Serbis donne cette impression. Cette histoire de famille en charge d'un cinéma porno aurait pu être lourde, pleine de non-dits et de non-pensés, vague subterfuge moral planqué sous une provocation. Mais non. Brillante Mendoza s'en fout, de ressembler à quelque cinéma que ce soit, de correspondre à quelque critère, de dire quelque chose du monde et de la famille en général - ce qui le passionne, c'est le particulier (rendre évident l'incongru), ce lieu, ce jour, ces acteurs.
Serbis montre une journée dans la vie d'une famille, journée charnière, où la grand-mère saura si son mari a été condamné pour avoir nourri une autre famille, où un jeune homme à furoncle décidera de vivre une autre vie, où sa petite amie annoncera sa grossesse, et une journée banale aussi, où un petit garçon ira à l'école, où le projectionniste se fera sucer dans la cabine, où un voleur sera attrapé dans le grand complexe architectural décati, où les clients courront après une chèvre infiltrée dans la salle. Petits échanges de bons procédés, déambulations incessantes dans des couloirs et des escaliers, portraits simples et fragiles, ni réalistes ni caricaturaux, simplement cinématographiques, fragilement filmés.

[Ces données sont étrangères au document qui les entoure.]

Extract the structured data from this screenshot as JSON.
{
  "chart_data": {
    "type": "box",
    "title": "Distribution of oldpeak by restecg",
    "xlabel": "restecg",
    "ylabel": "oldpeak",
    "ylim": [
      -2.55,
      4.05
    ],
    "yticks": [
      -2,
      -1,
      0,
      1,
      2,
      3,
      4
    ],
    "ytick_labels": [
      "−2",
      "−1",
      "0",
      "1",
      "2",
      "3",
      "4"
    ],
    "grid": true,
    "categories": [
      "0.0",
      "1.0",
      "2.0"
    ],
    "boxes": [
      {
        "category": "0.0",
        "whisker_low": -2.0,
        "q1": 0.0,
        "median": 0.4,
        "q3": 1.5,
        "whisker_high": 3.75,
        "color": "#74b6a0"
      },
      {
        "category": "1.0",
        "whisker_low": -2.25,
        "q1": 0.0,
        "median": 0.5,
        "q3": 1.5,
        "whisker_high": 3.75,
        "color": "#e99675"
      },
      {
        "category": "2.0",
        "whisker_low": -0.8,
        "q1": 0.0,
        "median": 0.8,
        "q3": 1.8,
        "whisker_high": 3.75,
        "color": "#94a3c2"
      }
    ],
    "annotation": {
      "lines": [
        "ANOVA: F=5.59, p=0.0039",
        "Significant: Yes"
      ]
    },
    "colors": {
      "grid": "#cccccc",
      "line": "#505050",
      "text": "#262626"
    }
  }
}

Brillante Mendoza a un ton - il dit la fébrilité, la dignité, le désir, comme peu avant lui. Il filme des personnages qui préféreraient ne pas être ce qu'ils sont - être un autre, et ailleurs. Son attention à l'espace est d'autant plus bouleversante. Omniprésence du son de la rue, lumière d'été passant par le mur troué, tous les lieux vivent - vivent peut-être plus que les êtres, un peu perdus, toujours insatisfaits.